Let us notice instead—this is the second point, about which I will be still more brief and still more blunt—what Cardinal Müller politely does not. Let us notice that the maxim “grace supposes culture” is indeed a teaching of the current pontiff, a teaching that is being developed in this way, at this time, with his approval.
The kairos, the culture of encounter, being lauded in the Pan-Amazon Synod is a Bergoglian kairos and culture. The church “called to be ever more synodal,” to be “made flesh” and “incarnated” in existing cultures, is a Bergoglian church. And this church, not to put too fine a point on it, is not the Catholic Church. It is a false church. It is a self-divinizing church. It is an antichristic church, a substitute for the Word-made-flesh to whom the Catholic Church actually belongs and to whom, as Cardinal Müller insists, it must always give witness if it means to be the Church.

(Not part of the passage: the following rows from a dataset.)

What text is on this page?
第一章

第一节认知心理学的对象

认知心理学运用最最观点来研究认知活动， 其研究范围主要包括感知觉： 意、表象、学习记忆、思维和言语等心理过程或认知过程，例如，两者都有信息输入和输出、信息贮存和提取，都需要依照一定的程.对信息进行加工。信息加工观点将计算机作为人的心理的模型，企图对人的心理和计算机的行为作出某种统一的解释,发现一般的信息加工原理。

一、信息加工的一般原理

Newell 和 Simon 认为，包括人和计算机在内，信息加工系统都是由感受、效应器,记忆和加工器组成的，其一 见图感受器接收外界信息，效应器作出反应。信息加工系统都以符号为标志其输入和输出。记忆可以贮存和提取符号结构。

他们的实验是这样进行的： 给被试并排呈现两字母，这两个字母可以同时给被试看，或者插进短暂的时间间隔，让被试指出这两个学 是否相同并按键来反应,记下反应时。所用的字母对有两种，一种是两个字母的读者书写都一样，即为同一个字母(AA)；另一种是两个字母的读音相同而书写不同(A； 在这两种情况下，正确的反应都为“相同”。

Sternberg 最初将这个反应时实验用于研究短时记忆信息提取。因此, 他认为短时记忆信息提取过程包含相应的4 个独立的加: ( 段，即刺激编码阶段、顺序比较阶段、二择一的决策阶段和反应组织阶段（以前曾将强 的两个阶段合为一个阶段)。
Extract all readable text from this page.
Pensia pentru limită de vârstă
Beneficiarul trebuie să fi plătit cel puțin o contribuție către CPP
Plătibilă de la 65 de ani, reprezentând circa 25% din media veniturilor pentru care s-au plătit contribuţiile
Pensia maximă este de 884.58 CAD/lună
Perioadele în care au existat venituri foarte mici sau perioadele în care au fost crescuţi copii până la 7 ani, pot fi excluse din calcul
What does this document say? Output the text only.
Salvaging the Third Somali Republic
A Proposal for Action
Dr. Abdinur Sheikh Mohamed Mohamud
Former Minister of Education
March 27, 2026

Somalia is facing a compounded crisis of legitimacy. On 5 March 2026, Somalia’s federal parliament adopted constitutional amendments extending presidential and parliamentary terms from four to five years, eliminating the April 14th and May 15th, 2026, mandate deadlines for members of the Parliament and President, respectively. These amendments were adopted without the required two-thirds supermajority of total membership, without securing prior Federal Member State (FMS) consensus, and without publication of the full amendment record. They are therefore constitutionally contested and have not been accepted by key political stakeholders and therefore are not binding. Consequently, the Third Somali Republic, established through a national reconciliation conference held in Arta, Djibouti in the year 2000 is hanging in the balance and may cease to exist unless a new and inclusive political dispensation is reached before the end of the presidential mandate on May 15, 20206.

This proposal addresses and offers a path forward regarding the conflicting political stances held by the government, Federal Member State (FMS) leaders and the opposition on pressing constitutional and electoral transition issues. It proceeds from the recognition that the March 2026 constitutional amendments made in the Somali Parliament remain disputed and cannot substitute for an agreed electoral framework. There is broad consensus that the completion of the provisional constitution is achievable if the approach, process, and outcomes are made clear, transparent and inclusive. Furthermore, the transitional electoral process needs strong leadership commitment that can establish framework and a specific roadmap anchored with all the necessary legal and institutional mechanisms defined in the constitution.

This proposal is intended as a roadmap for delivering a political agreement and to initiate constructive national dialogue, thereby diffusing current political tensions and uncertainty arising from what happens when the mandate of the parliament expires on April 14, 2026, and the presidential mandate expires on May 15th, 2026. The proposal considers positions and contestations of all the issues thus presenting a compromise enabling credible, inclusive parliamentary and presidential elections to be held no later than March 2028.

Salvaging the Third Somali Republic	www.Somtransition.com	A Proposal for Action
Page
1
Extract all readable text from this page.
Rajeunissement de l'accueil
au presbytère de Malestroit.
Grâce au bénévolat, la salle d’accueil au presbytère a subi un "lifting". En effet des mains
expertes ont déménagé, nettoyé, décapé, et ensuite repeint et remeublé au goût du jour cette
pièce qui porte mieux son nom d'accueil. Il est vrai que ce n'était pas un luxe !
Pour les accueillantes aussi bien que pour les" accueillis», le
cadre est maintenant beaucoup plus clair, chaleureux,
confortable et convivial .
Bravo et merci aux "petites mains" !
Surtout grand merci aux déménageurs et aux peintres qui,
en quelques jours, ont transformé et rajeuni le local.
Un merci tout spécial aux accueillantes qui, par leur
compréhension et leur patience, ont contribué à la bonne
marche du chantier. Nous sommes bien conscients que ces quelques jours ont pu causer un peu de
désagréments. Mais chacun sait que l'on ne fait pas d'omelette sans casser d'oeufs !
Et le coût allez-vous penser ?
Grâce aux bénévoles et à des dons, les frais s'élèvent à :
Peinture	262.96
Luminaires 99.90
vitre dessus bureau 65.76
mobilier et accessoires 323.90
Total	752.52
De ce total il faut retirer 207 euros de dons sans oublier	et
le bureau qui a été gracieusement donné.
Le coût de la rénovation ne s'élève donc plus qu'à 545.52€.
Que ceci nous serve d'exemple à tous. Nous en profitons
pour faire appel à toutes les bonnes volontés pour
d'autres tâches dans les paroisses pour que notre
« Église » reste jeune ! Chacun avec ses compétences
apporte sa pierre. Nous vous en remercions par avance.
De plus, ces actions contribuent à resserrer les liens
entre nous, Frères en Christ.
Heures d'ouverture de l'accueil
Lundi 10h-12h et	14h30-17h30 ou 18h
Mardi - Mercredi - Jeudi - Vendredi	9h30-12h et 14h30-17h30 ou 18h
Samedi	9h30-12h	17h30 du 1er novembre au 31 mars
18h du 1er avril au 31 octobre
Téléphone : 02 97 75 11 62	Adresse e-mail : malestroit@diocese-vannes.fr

So where does that leave us? It leaves us, quite frankly, with the question of how both the true Church and the false can have the same pontiff, and what is to be done about that fact. Others are raising this very question in their own way. It is a most uncomfortable question, whether for the lowly layman or for the lofty cleric, against both of whom the Instrumentum takes aim if they give the least hint of petrification. I expect that it is a very uncomfortable question for the pontiff himself, who holds the office of Peter while using it to attack “petrification.” But it is the question raised by the Synod of the Amazon, which is indeed a sign of the times.
Douglas Farrow is Professor of Theology and Christian Thought at McGill University and the author of Ascension Theology and Theological Negotiations.